Op 8 juni 2023 heeft de Commissie een voorstel gepresenteerd voor een overeenkomst tussen de 7 EU-instellingen en twee adviesorganen (het Economisch en Sociaal Comité en het Comité voor de Regio’s) met betrekking tot de oprichting van een onafhankelijke instantie voor ethiek. Het voorstel sluit onder meer aan bij het op 3 mei 2023 gepresenteerde corruptiebestrijdingspakket (zie het ECER-bericht daarover), het nog te presenteren pakket ter verdediging van de democratie en het Inter-institutionele akkoord over een verplicht transparantieregister (zie het ECER-bericht daarover).
Onafhankelijke instantie voor ethiek
Met de oprichting van de onafhankelijke instantie voor ethiek komen er voor het eerst gemeenschappelijke normen voor ethisch gedrag van de leden van de EU-instellingen en een formeel mechanisme voor coördinatie en gedachtewisseling over ethische vereisten tussen de instellingen. Dankzij deze veranderingen worden EU-politici onderworpen aan gemeenschappelijke, duidelijke, transparante en begrijpelijke normen.
De normen hebben betrekking op verschillende gebieden:
aanvaarding van geschenken, gastvrijheid en reizen aangeboden door derden: de normen zullen ook van toepassing zijn op de aanvaarding van prijzen, onderscheidingen of eerbewijzen;
voorwaardelijkheid en transparantiemaatregelen, met name voor bijeenkomsten met belangenvertegenwoordigers: de Commissie, het Europees Parlement en de Raad hebben al gemeenschappelijke normen voor bijeenkomsten met belangenvertegenwoordigers en de publicatie daarvan dankzij het Transparantieregister. De normen zullen worden uitgebreid tot bijvoorbeeld de toegang tot de gebouwen van de instellingen;
belangen en activa die moeten worden opgegeven, waarbij de categorieën worden vastgesteld, evenals de procedures die worden toegepast om deze opgaven te controleren;
neven- of externe activiteiten, om ervoor te zorgen dat de beschikbaarheid en onafhankelijkheid van de leden niet in het gedrang komen;
postmandaatactiviteiten van voormalige leden, waarbij de voorwaarden en transparantievereisten worden vastgesteld;
de uitvoering van het gemeenschappelijke kader, met inbegrip van het toezicht op de naleving en de follow-up, ook wat betreft mogelijke gevallen van intimidatie en sancties, in geval van inbreuken binnen elke instelling;
openbaarmaking van informatie: elke instelling moet openbaar maken hoe zij de normen toepast.
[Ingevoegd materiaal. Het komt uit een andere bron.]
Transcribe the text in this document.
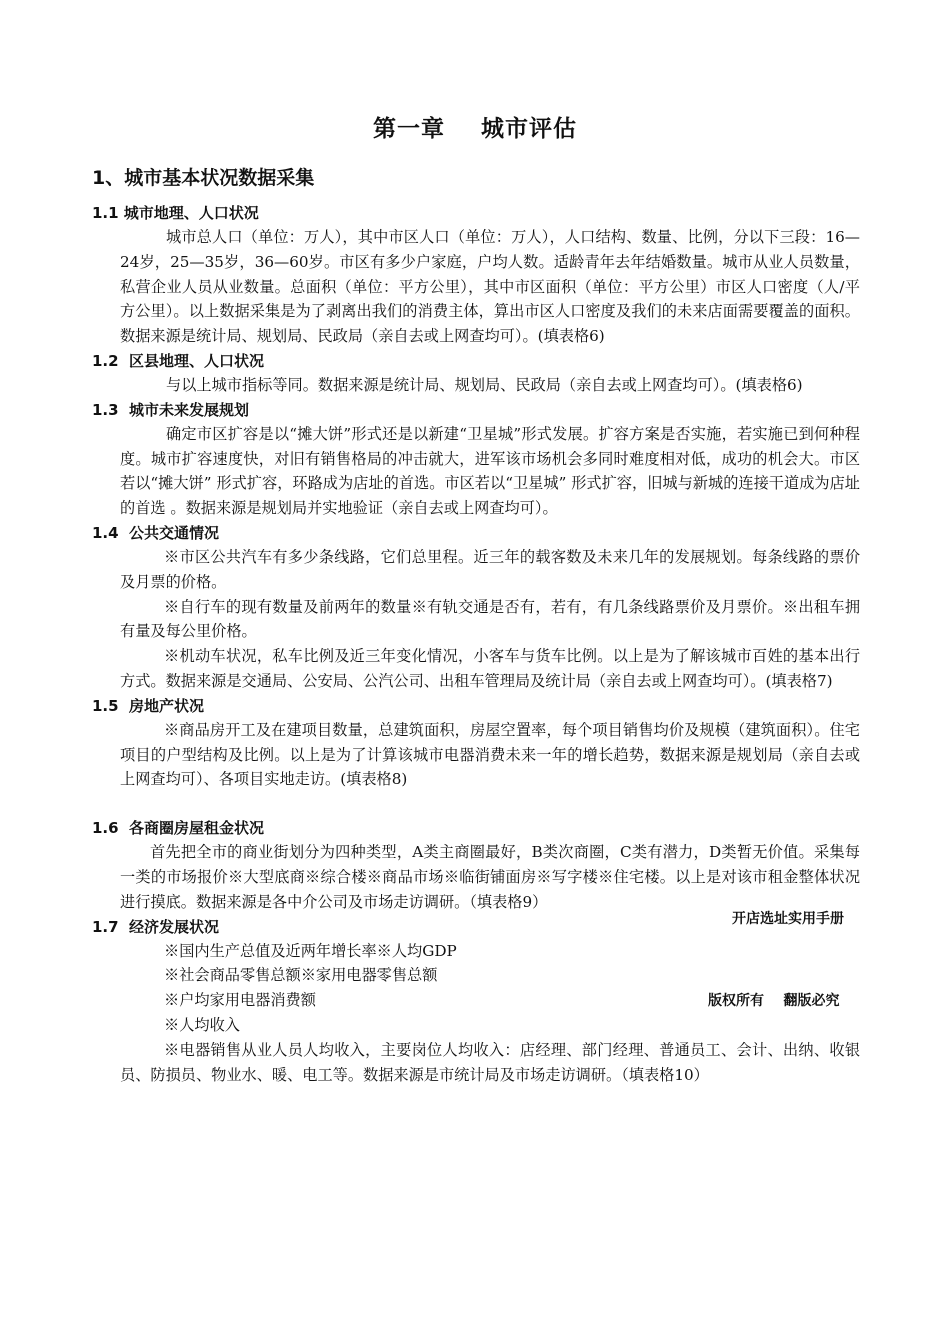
第一章    城市评估
1、城市基本状况数据采集
1.1 城市地理、人口状况

城市总人口（单位：万人），其中市区人口（单位：万人），人口结构、数量、比例，分以下三段：16—24岁，25—35岁，36—60岁。市区有多少户家庭，户均人数。适龄青年去年结婚数量。城市从业人员数量，私营企业人员从业数量。总面积（单位：平方公里），其中市区面积（单位：平方公里）市区人口密度（人/平方公里）。以上数据采集是为了剥离出我们的消费主体，算出市区人口密度及我们的未来店面需要覆盖的面积。数据来源是统计局、规划局、民政局（亲自去或上网查均可）。(填表格6)

1.2  区县地理、人口状况

与以上城市指标等同。数据来源是统计局、规划局、民政局（亲自去或上网查均可）。(填表格6)

1.3  城市未来发展规划

确定市区扩容是以“摊大饼”形式还是以新建“卫星城”形式发展。扩容方案是否实施，若实施已到何种程度。城市扩容速度快，对旧有销售格局的冲击就大，进军该市场机会多同时难度相对低，成功的机会大。市区若以“摊大饼” 形式扩容，环路成为店址的首选。市区若以“卫星城” 形式扩容，旧城与新城的连接干道成为店址的首选 。数据来源是规划局并实地验证（亲自去或上网查均可）。

1.4  公共交通情况

※市区公共汽车有多少条线路，它们总里程。近三年的载客数及未来几年的发展规划。每条线路的票价及月票的价格。

※自行车的现有数量及前两年的数量※有轨交通是否有，若有，有几条线路票价及月票价。※出租车拥有量及每公里价格。

※机动车状况，私车比例及近三年变化情况，小客车与货车比例。以上是为了解该城市百姓的基本出行方式。数据来源是交通局、公安局、公汽公司、出租车管理局及统计局（亲自去或上网查均可）。(填表格7)

1.5  房地产状况

※商品房开工及在建项目数量，总建筑面积，房屋空置率，每个项目销售均价及规模（建筑面积）。住宅项目的户型结构及比例。以上是为了计算该城市电器消费未来一年的增长趋势，数据来源是规划局（亲自去或上网查均可）、各项目实地走访。(填表格8)

1.6  各商圈房屋租金状况

首先把全市的商业街划分为四种类型，A类主商圈最好，B类次商圈，C类有潜力，D类暂无价值。采集每一类的市场报价※大型底商※综合楼※商品市场※临街铺面房※写字楼※住宅楼。以上是对该市租金整体状况进行摸底。数据来源是各中介公司及市场走访调研。（填表格9）

1.7  经济发展状况

※国内生产总值及近两年增长率※人均GDP

※社会商品零售总额※家用电器零售总额

※户均家用电器消费额

※人均收入

※电器销售从业人员人均收入，主要岗位人均收入：店经理、部门经理、普通员工、会计、出纳、收银员、防损员、物业水、暖、电工等。数据来源是市统计局及市场走访调研。（填表格10）

开店选址实用手册
版权所有    翻版必究
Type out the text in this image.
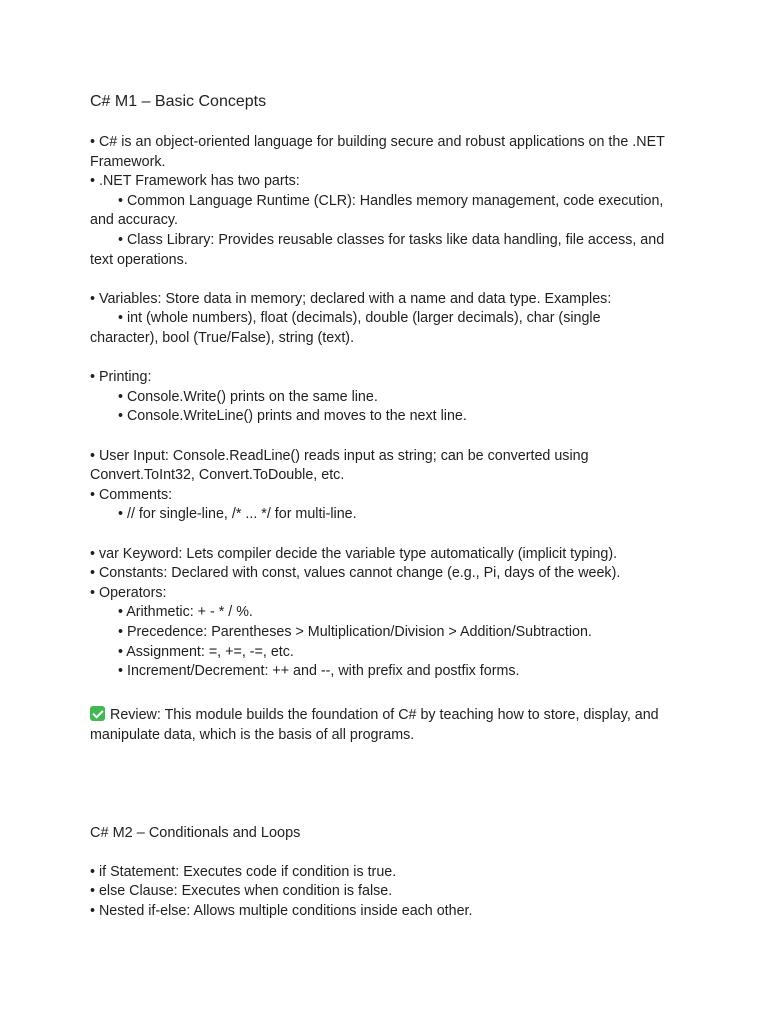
C# M1 – Basic Concepts
• C# is an object-oriented language for building secure and robust applications on the .NET
Framework.
• .NET Framework has two parts:
• Common Language Runtime (CLR): Handles memory management, code execution,
and accuracy.
• Class Library: Provides reusable classes for tasks like data handling, file access, and
text operations.
• Variables: Store data in memory; declared with a name and data type. Examples:
• int (whole numbers), float (decimals), double (larger decimals), char (single
character), bool (True/False), string (text).
• Printing:
• Console.Write() prints on the same line.
• Console.WriteLine() prints and moves to the next line.
• User Input: Console.ReadLine() reads input as string; can be converted using
Convert.ToInt32, Convert.ToDouble, etc.
• Comments:
• // for single-line, /* ... */ for multi-line.
• var Keyword: Lets compiler decide the variable type automatically (implicit typing).
• Constants: Declared with const, values cannot change (e.g., Pi, days of the week).
• Operators:
• Arithmetic: + - * / %.
• Precedence: Parentheses > Multiplication/Division > Addition/Subtraction.
• Assignment: =, +=, -=, etc.
• Increment/Decrement: ++ and --, with prefix and postfix forms.
Review: This module builds the foundation of C# by teaching how to store, display, and
manipulate data, which is the basis of all programs.
C# M2 – Conditionals and Loops
• if Statement: Executes code if condition is true.
• else Clause: Executes when condition is false.
• Nested if-else: Allows multiple conditions inside each other.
Terwijl de EU-Verdragen de algemene gedragsregels en -beginselen vastleggen, hebben de meeste instellingen deze in hun eigen reglementen of gedragscodes uitgewerkt. Dit heeft geleid tot een versnippering van de ethische kaders van de instellingen, met complexe en versnipperde regels. Hoewel sommige verschillen kunnen worden verklaard door de verschillende rollen van elke instelling en door de verschillende risico's die inherent zijn aan de verschillende taken, is het volgens de Commissie duidelijk geworden dat er behoefte is aan een gemeenschappelijke ethische cultuur, door middel van gemeenschappelijke hoge normen en samenwerking tussen de instellingen. Zodra de onafhankelijke instantie voor ethiek is opgericht, zal het in deze leemte voorzien door de EU-instellingen gemeenschappelijke en duidelijke ethische normen op te leggen. De nieuwe instantie krijgt drie hoofdtaken
Gemeenschappelijke minimumnormen ontwikkelen - zoals hierboven uitgelegd - die van toepassing zijn op de leden van de deelnemende EU-instellingen en -organen, en deze zo nodig bijwerken. Ze zullen dienen als een minimale basisnorm, en elke instelling blijft vrij om nog strengere interne regels toe te passen, maar de normen kunnen niet worden gebruikt om bestaande regels te verlagen;
Uitwisseling van standpunten over de interne regels van elke instelling in het licht van de normen, zodat ze kunnen leren van en profiteren van elkaars ervaring;
Bevorderen van een gemeenschappelijke ethische cultuur bij alle leden van EU-instellingen, zodat het kader zowel binnen als buiten de instellingen begrijpelijker wordt voor het publiek. Transparantie zal ook gelden voor de toepassing van deze regels binnen de instellingen.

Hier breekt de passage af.